Elle avait épousé en premières noces le fils d’un meunier de Pontoise, le général Leclerc.  Commandant de l’expédition de Saint-Domingue en 1801, il y mourut de la fièvre jaune.  Madame Leclerc, qui avait suivi son mari dans cette aventure, devenue veuve retourna naturellement en France.  Elle traînait après elle le cercueil de son mari qu’elle ne quittait pas d’un oeil.  Quoique fort lourd, ce cercueil renfermait l’âme plutôt que le corps du général, car il ne contenait que l’or et les bijoux que la Belle avait rapporté de Saint-Domingue.  Pauline épousa par après, le prince Camille Borghèse. 

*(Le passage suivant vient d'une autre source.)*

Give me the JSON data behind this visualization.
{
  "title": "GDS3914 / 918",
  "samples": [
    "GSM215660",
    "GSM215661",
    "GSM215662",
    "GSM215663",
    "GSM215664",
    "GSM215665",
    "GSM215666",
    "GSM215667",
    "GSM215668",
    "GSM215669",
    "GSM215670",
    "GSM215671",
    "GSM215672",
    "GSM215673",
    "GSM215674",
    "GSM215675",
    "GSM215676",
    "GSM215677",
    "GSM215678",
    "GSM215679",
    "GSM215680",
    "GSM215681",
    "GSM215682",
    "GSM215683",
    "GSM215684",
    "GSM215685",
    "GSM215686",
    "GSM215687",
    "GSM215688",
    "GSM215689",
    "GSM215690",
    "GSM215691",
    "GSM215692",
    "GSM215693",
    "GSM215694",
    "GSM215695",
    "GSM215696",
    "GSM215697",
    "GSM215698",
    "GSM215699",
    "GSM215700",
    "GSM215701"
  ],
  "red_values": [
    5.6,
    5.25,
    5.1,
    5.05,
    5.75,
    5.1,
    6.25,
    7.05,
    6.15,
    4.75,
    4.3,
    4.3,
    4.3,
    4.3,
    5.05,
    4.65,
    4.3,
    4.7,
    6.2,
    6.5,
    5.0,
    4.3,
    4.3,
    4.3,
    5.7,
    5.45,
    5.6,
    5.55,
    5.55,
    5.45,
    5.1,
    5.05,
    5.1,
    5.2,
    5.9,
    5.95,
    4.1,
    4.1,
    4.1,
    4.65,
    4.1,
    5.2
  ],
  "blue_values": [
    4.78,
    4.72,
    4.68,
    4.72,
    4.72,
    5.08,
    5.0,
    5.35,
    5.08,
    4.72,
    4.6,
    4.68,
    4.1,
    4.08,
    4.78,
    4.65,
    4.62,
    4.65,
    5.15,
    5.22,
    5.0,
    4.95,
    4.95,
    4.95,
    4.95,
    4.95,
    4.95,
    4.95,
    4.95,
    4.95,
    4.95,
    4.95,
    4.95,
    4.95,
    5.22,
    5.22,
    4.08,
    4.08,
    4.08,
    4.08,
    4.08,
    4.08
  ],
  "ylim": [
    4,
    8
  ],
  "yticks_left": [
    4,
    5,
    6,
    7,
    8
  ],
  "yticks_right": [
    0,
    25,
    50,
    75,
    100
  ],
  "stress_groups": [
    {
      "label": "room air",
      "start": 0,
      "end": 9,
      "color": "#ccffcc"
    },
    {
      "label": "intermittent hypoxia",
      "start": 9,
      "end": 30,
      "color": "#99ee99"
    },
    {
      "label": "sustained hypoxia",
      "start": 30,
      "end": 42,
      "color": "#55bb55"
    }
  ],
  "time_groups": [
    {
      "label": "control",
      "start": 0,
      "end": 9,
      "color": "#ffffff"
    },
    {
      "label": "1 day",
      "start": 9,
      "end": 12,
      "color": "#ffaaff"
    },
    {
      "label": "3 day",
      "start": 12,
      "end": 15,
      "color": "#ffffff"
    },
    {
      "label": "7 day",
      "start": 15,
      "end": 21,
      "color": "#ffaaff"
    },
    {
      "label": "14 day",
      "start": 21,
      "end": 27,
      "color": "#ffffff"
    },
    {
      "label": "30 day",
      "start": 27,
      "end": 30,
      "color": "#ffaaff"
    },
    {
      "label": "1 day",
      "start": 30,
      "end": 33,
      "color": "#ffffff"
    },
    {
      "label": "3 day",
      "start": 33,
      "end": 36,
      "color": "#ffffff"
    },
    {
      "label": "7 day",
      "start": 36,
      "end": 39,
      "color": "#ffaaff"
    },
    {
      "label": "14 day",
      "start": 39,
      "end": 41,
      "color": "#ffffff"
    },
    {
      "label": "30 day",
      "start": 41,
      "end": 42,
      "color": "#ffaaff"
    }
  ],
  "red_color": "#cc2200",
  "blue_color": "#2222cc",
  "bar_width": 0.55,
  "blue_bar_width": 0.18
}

Ce fut pendant ce deuxième mariage que se situe l’épisode de son marbre par Canova. Elle fit faire, allongée, sa statue en Vénus par le célèbre artiste.  Elle parut comme Vénus naissante de l’écume des eaux parut.  Pauline se montra sans aucune draperie au ciseau de Canova.

Cette statue est l’une des plus gracieuses que Canova a produite. Vénus sortie victorieuse du combat de la beauté se repose sur un lit.  Elle semble jouir du prix de sa victoire : la pomme d’or qu’elle tient d’une main.

Ce marbre triompha au palais Borghèse, où il fut, pendant un certain temps, exposé et livré aux jugements du public.  Le cortège des amateurs romains et étrangers ne cessait pas de se presser autour de la Vénus.  Le jour ne suffisant plus à leur admiration, on ouvrit le soir.  Ils obtinrent ainsi de pouvoir considérer la déesse à la lueur des flambeaux.  On fut enfin obligé d’élever une barrière pour protéger la statue contre la foule, qui ne cessait de s’entasser.

Après cet intermède, Napoléon s’empara de l’Etat pontifical.